The press conference will advocate for the honorable and respectful interment of unidentified 9/11 human remains at Ground Zero – not inside the Museum, as planned. Nearly a decade ago, 9/11 families were promised in writing by the Lower Manhattan Development Corporation (LMDC) in 2003 that these remains would be located in a “separate and distinct repository – separate from any museum or visitor center.” But city officials and the Museum directors reneged on that promise, and plan to place 9,000 unidentified remains 70 feet (seven stories) below ground – where their relatives will be charged $25 admission to visit.
The press conference will also address the non-patriotic theme of the National September 11 Memorial and Museum, including the absence of American flags on the site (there is only one flag at the site, and that one was originally put up by construction workers and then moved to the edge of the site where it can barely be seen at all). This is consistent with the initial rejection by National September 11 Memorial and Museum creative director Michael Shulan’s initial rejection of the iconic flag-raising photo in the Museum, complaining that it was “too rah-rah American.”
Press conference speakers will also note the fact that the photos of the 9/11 jihad terrorists, plus their martyrdom quotes, will be prominently displayed in the Museum, while information on the victims will be in a kiosk, much less prominently displayed. The
victims’ photos will be twelve feet above the floor on one wall (3,000-plus photos), while those of the 19 jihadis will have their own wall, with their murderous statements and artifacts at eye level.

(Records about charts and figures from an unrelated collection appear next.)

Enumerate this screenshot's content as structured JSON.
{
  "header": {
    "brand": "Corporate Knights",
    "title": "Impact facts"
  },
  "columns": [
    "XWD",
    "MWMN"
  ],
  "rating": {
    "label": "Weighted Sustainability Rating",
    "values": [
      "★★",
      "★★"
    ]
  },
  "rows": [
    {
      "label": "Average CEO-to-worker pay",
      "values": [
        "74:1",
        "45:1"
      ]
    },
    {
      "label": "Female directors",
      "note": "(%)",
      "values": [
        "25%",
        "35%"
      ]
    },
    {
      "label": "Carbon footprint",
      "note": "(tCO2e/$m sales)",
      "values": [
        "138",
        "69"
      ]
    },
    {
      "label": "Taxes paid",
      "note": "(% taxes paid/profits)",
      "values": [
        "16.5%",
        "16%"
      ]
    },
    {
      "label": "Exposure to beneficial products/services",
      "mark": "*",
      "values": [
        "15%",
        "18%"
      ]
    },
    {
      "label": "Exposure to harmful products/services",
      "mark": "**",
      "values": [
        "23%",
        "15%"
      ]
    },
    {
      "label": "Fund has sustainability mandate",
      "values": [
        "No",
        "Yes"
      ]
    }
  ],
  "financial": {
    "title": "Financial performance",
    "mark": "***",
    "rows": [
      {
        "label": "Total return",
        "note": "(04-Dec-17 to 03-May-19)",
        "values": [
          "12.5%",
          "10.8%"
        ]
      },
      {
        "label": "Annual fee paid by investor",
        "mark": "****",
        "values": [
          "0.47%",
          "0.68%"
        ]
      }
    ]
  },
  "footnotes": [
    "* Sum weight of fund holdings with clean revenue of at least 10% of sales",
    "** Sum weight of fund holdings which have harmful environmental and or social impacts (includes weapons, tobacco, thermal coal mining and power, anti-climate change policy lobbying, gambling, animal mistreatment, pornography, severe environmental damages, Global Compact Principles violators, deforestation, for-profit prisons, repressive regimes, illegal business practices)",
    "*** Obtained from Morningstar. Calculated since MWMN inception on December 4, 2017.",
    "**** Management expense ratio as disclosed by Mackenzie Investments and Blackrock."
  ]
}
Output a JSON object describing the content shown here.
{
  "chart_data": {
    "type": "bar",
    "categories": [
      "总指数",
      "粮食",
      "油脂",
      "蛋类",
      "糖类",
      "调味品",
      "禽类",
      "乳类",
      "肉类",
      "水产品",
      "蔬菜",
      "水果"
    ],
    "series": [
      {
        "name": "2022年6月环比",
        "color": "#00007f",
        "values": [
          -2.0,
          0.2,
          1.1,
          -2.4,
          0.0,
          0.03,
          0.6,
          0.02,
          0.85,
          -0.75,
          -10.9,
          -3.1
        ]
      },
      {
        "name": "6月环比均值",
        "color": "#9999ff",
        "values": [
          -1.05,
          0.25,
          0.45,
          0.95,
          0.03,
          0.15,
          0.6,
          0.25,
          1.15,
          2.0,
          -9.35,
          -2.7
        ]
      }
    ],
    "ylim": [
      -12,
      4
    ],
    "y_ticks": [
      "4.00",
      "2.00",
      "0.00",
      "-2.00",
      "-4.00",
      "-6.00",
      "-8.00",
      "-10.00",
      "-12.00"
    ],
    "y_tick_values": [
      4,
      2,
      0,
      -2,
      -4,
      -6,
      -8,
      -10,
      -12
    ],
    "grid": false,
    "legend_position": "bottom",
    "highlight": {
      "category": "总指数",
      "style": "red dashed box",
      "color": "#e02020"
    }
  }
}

Geller concluded: “We will be calling upon the federal government to take over the administration of the National September 11 Memorial and Museum. It should be a national museum. 9/11 family members should not have to pay $25 to visit the remains of 9,000 victims deep underground.”
AFDI stands for:
• The freedom of speech – as opposed to Islamic prohibitions of “blasphemy” and “slander,” which are used effectively to quash honest discussion of jihad and Islamic supremacism;
• The freedom of conscience – as opposed to the Islamic death penalty for apostasy;
• The equality of rights of all people before the law – as opposed to Sharia’s institutionalized discrimination against women and non-Muslims.